Review: Before We Go
REVIEW: Being a fan of Chris Evans, I went into BEFORE WE GO wanting to like it. In interviews he often expresses a desire to move behind the camera, with this being his directorial debut. While not an obnoxious film or an especially bad one, there's just nothing about it to latch on to, leaving it a hollow romance that feels like a pale imitation of Richard Linklater's BEFORE movies.
The big problem is that both Evans and co-star Alice Eve play fairly boring characters. Both have melodramatic reasons for being in New York, but the Maguffin that explains how they wind up stranded on the streets of New York for a day doesn't make any sense. With Eve having her purse stolen, and left without money, she could have at least gone to a police station to report the crime and get some shelter, but that's explained away dismissively, with Evans just saying, oh the cops are no help." Later, this becomes somewhat easier to swallow where it's revealed that Eve has to make it back to Boston by 8 A.M. to retrieve a letter she left behind for her husband which will end their marriage, about which she's having second thoughts.
I guess the twist is that as perfect as the two seem to be for each other, they're going for an unrequited vibe. The whole will they or won't they? aspect could have worked, but only if you actually wanted to see the two together. Really, you won't care, as they're so boring. Evans is especially two-dimensional, with him playing a noble do-gooder nursing a broken heart and preparing for a big audition. He never feels like anything more than an idealized romantic stranger for audiences to swoon over. The same is mostly true for Eve, who plays the damsel in distress, and who of course just happens to be utterly gorgeous and with a troubled home life. Some of their adventures are obnoxiously twee, with a bit where they duet on My Bloody Valentine for an easily swayed party of businessmen being downright goofy, as is a bit where the two draw sketches of each other on the back of hotel paintings.

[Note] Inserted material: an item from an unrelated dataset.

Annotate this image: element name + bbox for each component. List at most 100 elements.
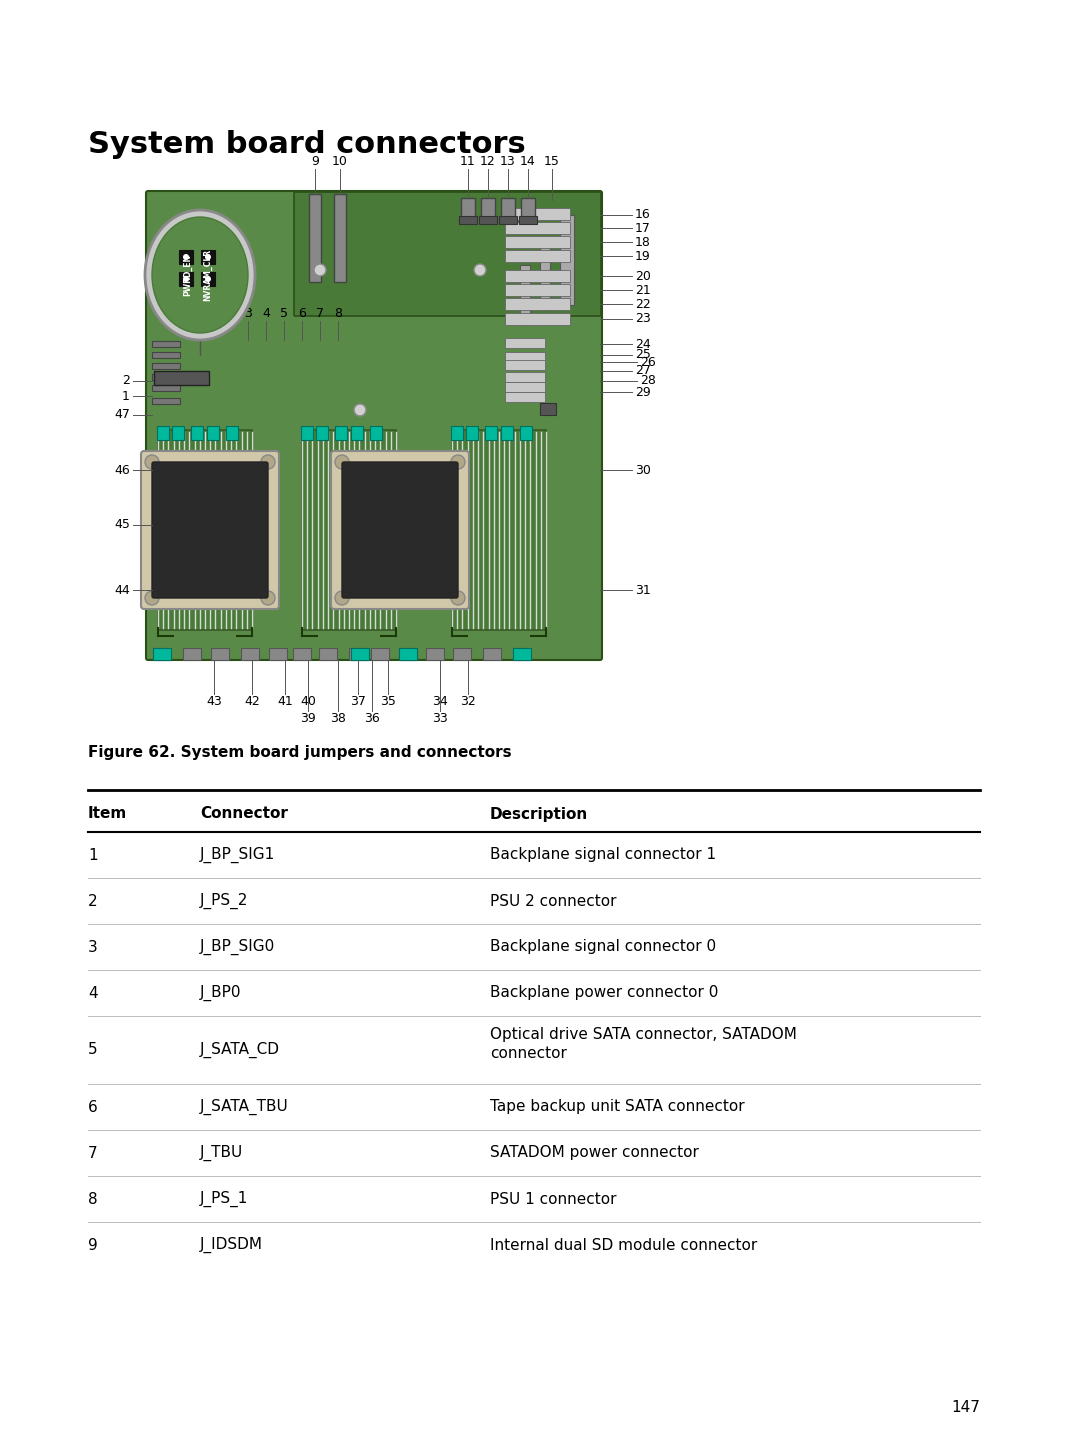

BEFORE WE GO gets especially troublesome in the last act, with a finale that seems to be a deliberate lift of LOST IN TRANSLATION. By constantly borrowing from other, better movies, Evans shoots himself in the foot, making his debut little more than a VOD curio that's bound to disappear without much notice. Hopefully, between now and his next film Evans will develop a bit more of a style of his own. You can never really write someone off on the basis of their first movie, and while it's not especially good, it's not embarrassingly bad either. It's just totally forgettable.